Facilities

Our lab is equipped with state-of-the-art diagnostic tools and  setups, and equipment  for turbulent boundary layer and cavitation research.

Instrumentation includes:

• Plasma actuators
• Hotwire anemometry system
• multi-axis load sensor
• multi-channel pressure scanner (128 channels)
• Optical measurements system
• High-speed/high-resolution imaging techniques.
• Stereo PIV system: Our lab possesses state-of-the-art diagnostic tools that include two stereo PIV systems.

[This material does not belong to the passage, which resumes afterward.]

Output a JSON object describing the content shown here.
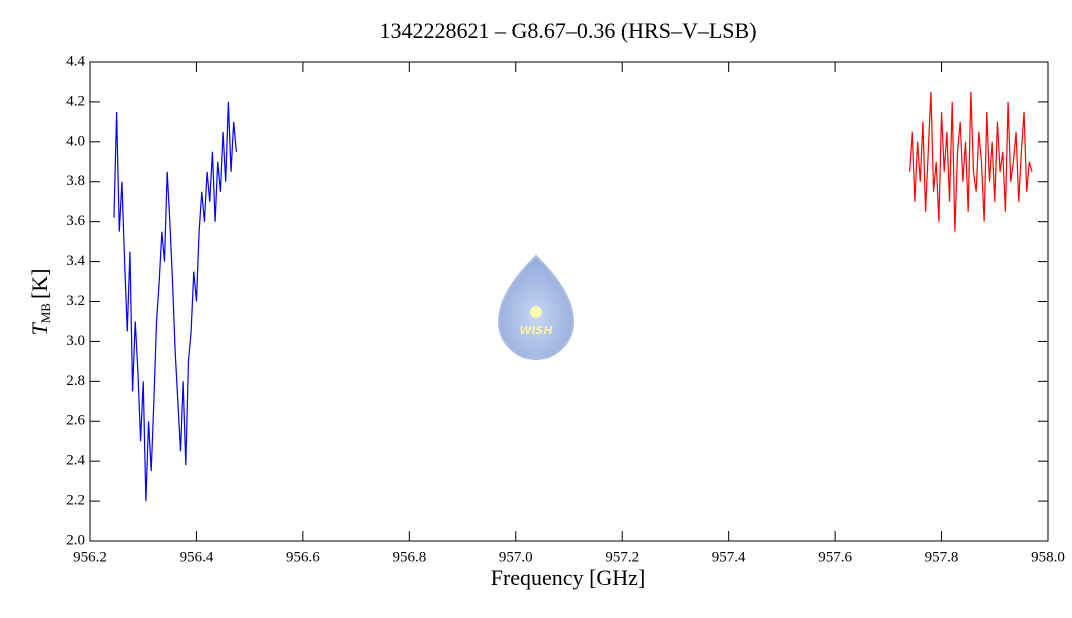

1. 1. High-resolution PIV system that utilizes Nd: YAG double-cavity laser with pulse energy of 200 mJ in conjunction with two high-resolution cameras (5312 x 3024 pixel) to acquire the velocity field at frequencies of 45.6 Hz at full resolution.
   2. Time-Resolved PIV system that utilizes an Nd:YLF dual cavity pumped solid-state, high repetition rate laser that has the capability of providing 30 mJ/pulse at a repetition rate of 10 kHz in conjunction with two high-speed imaging cameras (at full resolution 1024 x 1024 pixels at 16 kHz, and at reduced resolution up to 1000 kHz).

Transitional and turbulent boundary layers research setups:

• Modular test section (0.5 x 0.5 m^2)in variable-speed (up to 50 m/s), low turbulence (0.1%)  closed loop wind tunnel. The test sections are designed to be flexible in their use, allowing work on several projects in parallel.  The test section is designed to
  provide flexible optical access for laser-based flow diagnostics such as  PIV, and surface oil flow visualizations.
• In addition, our lab has access to the facilities of the Technion Wind Tunnel Complex of the Faculty of Aerospace Engineering, which allows us to conduct wind tunnel studies at a wide range of flow conditions.

Modular test section

Cavitation and bubble dynamics research setups:

The lab processes a state-of-the-art cavitation and bubble dynamics setups will be constructed to understand complex cavitation mechanisms involving bubble dynamics.

• A vacuum-driven-blowdown CD-nozzle setup.
• High-pressure radial flow setup of a thin lubricating film between two overlying disks.

In all setups (such as the two examples above), the high-speed imaging is obtained in conjunction with the following measurements: flow rate and dissolved gas content measurements; dynamical (unsteady) pressure measurements to fully quantify the spatial-temporal behavior of cavitation collapse events and traveling shock front magnitudes and time-mean pressure profiles will be obtained using static pressure transducer capable of measuring pressure sub-atmospheric conditions. These measurements provide a full characterization of the cavitation behavior that would be used to improve our understanding of the bubble dynamics of non-spherical cavities and bubbly shock emission generation and evolution mechanisms in multi-component cavitating liquids.